Le Petit Chef in Elements, Kuala Lumpur at TREC has taken digital dining experience a step further, wowing guests through its innovative use of interactive table surface technology. This innovative augmented reality (AR) dining experience tells the story of a small animated chef who is projected onto the dining table using 3D project mapping technology and proceeds to ‘cook’ their food, on their plates in front of them. The actual meal crafted by Chef Jeff Ramsay is then served at the end of the show to bring to life the animated story.
A great way to market your restaurant while improving the way your restaurant patrons connect with your business is through the use of QR codes.

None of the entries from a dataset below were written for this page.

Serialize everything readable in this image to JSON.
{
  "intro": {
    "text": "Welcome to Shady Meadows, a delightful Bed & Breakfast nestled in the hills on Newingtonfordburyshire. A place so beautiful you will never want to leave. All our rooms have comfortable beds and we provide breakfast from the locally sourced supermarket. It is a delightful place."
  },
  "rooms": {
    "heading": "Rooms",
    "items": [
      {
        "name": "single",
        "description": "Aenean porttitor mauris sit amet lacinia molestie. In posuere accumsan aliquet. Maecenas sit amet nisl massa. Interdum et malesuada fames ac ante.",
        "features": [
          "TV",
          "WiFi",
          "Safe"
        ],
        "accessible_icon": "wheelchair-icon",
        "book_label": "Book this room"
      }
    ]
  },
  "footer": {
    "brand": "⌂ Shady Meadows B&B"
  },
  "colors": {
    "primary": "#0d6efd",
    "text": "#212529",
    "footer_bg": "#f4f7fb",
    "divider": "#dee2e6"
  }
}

As a natural extension of the traditional barcode, QR codes (short for Quick Response) made up of an array of black and white squares are typically used for storing information or URLs about your products for scanning and reading through a smartphone’s camera. You could include a QR Code on your restaurant menu to show off images of your mouth-watering dishes and information related to the dishes, place QR codes on the table or table tents to get more followers on social media, or even print a QR Code on your receipts or check holders to collect feedback from your customers. You could even share your restaurant’s coupons on limited offers, deals and promotions using a QR code and have customers place an order and pay for their meals cashlessly.
Mobile app Fave has recently introduced its new Table Ordering service for diners in Malaysia and Singapore. By scanning a QR code at the table, customers will be able to browse through the menu, place an order and pay for the meal cashlessly with the Favepay app. The service was introduced in April this year and have covered over 50 F&B merchants in Malaysia and Singapore including Murni Discovery, Naughty Nuri’s, Frisky Goat Bakery Cafe and Home Noodle in Malaysia, and Gelare, Paulaner Brauhaus, Saboten and Tingkat Peranakan in Singapore.
Self-service kiosks in restaurants have made life easier and quicker for both restaurant operators and customers. Not only are long queues significantly cut down, making the ordering process much more satisfying for customers, self-service kiosks are also increasing sales. Unlike human employees, these kiosks never forget to upsell and when customers are presented with a range of optional extras, many will choose to buy more than they would have otherwise. Fast food giant McDonald’s recently installed self-service ordering kiosks in many of their restaurant outlets around the world.
Before the advent of cash registers, most restaurants had little idea if they were operating at a profit or loss. Today, few restaurants operate without a POS system, an essential tool to streamline every operation within, from orders and payments to ingredient inventory and employee management. A good POS system will allow a restaurant manager to improve on what’s working and fix what’s not.
SMART COCTAIL SHAKER
Known as B4RM4N, this smart cocktail shaker designed by the Magnified Self Crew is perfect for a restaurant’s bar as it allows a user to make a perfect cocktail drink every time. This device must be connected to a Smartphone via Bluetooth, then with the help of a mobile application, the required proportions are added to the drink.
A digitally-linked Front-of-House allows the operations to run smoothly and efficiently. With IoT helping in the forefront, tables are turned faster and customers are happier. The great upside to these restaurant technologies is that they do not replace personal service, only enhance it. Servers can now spend more time engaging with guests instead of verifying their orders or running the bill back and forth.